Bank rang. Card details being used fraudulently.

Went through the transactions - £50 of Domino's pizzas; £190 of cosmetics; £200 at Next etc. etc. All telephone or online purchases.

I can envisage how people get the details - everytime I give them out I think how easy it is for the recipient simply to keep a copy note of them; what I can't understand is how they get used in a way that doesn't make it trivial to trace?

For example, the cosmetics will have been delivered to a clear address. Do the people there just claim they never placed the order or what?
Post edited at 11:50
 Lemony 31 Oct 2016
In reply to JJL:
Lots of ways that I've seen, get them delivered to an empty address which you have access to, get them delivered to a work address*, get them delivered to any old address and then wait outside and intercept the delivery, get them delivered to a mailbox, get them delivered to an address where you know the person won't be in and has a "safe place", get them delivered to flats where the driver has to buzz in and intercept at the lobby, get them delivered to addresses with mail rooms.

Or just buy digital goods and don't worry about it.


*Incidentally, if you're serving in the military and decide to commit card fraud - don't get stuff delivered to your base, in your name. It doesn't end well.
Post edited at 11:46
OP JJL 31 Oct 2016
In reply to Lemony:


Interesting; thanks.

I'm impressed that the bank's algorithm picked it up, as there's some Christmas stuff being purchased normally at the same time.
KevinD 31 Oct 2016
In reply to Lemony:

Use of mules as well. pay someone a pittance to redirect the mail elsewhere.
 Lemony 31 Oct 2016
In reply to KevinD:

...or even just circles of people who receive the mail for each other. On the rare occasions we've managed to have action taken it's usually when there's been a group involved.
 Hooo 31 Oct 2016
In reply to JJL:

Sometimes it's bent retailers. Someone cloned my card and spent £12k in a Spanish travel agent. Four transactions of £3k each, in one day. The shop must have been in on it. The credit card company just wiped my balance without a second thought.
cap'nChino 31 Oct 2016
In reply to JJL:

They can trace it, it just costs more to act on it that to write off the debt.

A friend traced someone who used her credit card to buy flowers for a wedding amongst other things. She got the name and address of the person as well as when and where the wedding would be. Gave all details to bank and police, neither organisation acted on the information. She got the money refunded though.
 Lemony 31 Oct 2016
In reply to Hooo:
> Sometimes it's bent retailers. Someone cloned my card and spent £12k in a Spanish travel agent. [...] The shop must have been in on it.

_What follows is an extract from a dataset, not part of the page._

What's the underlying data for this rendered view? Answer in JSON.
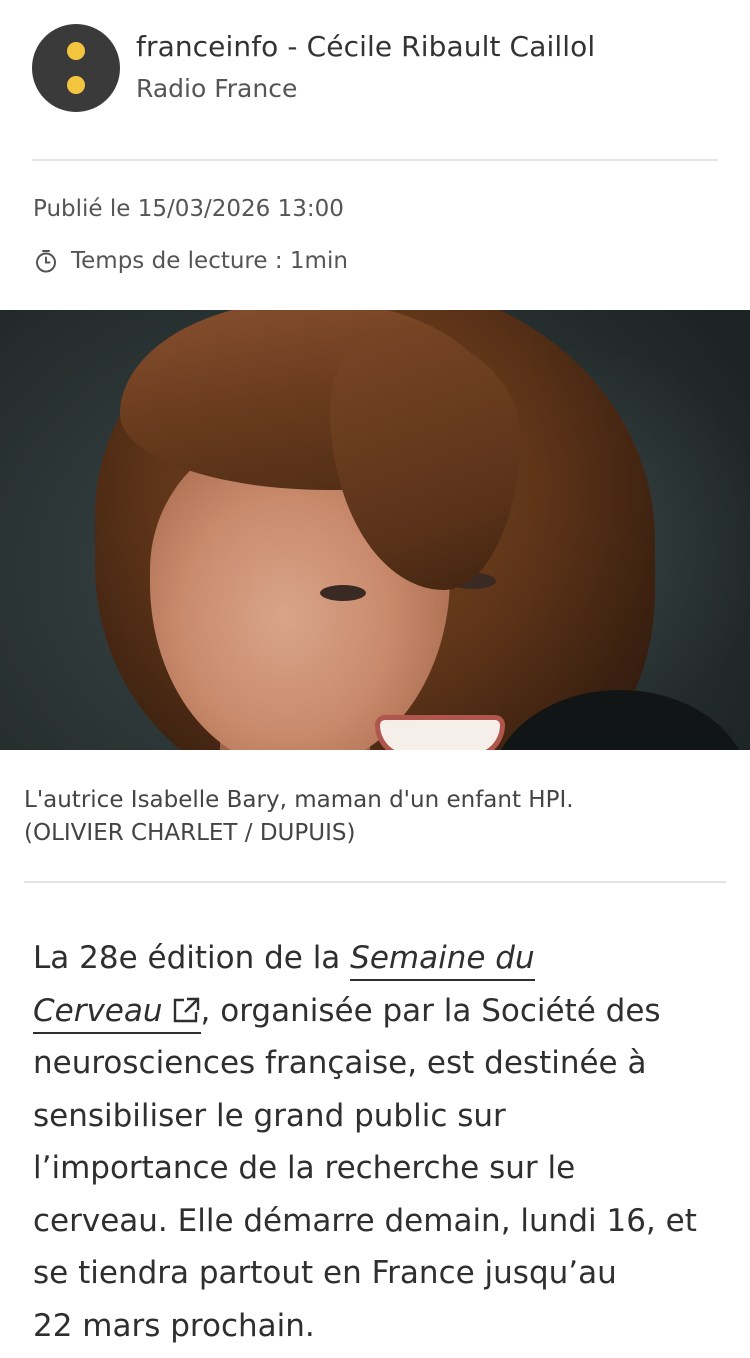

I don't think it holds that the shop's in on it. If the payments passed 3dsecure there's no reason for them not to accept them. We'd have accepted the payments either way and then decided how to deal with it. Almost certainly by refunding but we'd have given the customer time to respond to contact first.
Jimbocz 31 Oct 2016
In reply to cap'nChino:

> They can trace it, it just costs more to act on it that to write off the debt.

> A friend traced someone who used her credit card to buy flowers for a wedding amongst other things. She got the name and address of the person as well as when and where the wedding would be. Gave all details to bank and police, neither organisation acted on the information. She got the money refunded though.

This is everything you need to know about credit card fraud. The banks are completely happy to do nothing and simply spread the costs to all their customers. The police are happy that the banks do not expect them to solve any crimes, so they completely ignore the issue.

I had somebody buy a mobile phone contract at my address, they must have waited by my door to intercept the phone. Vodaphone didn't give a toss and immediately wrote it off.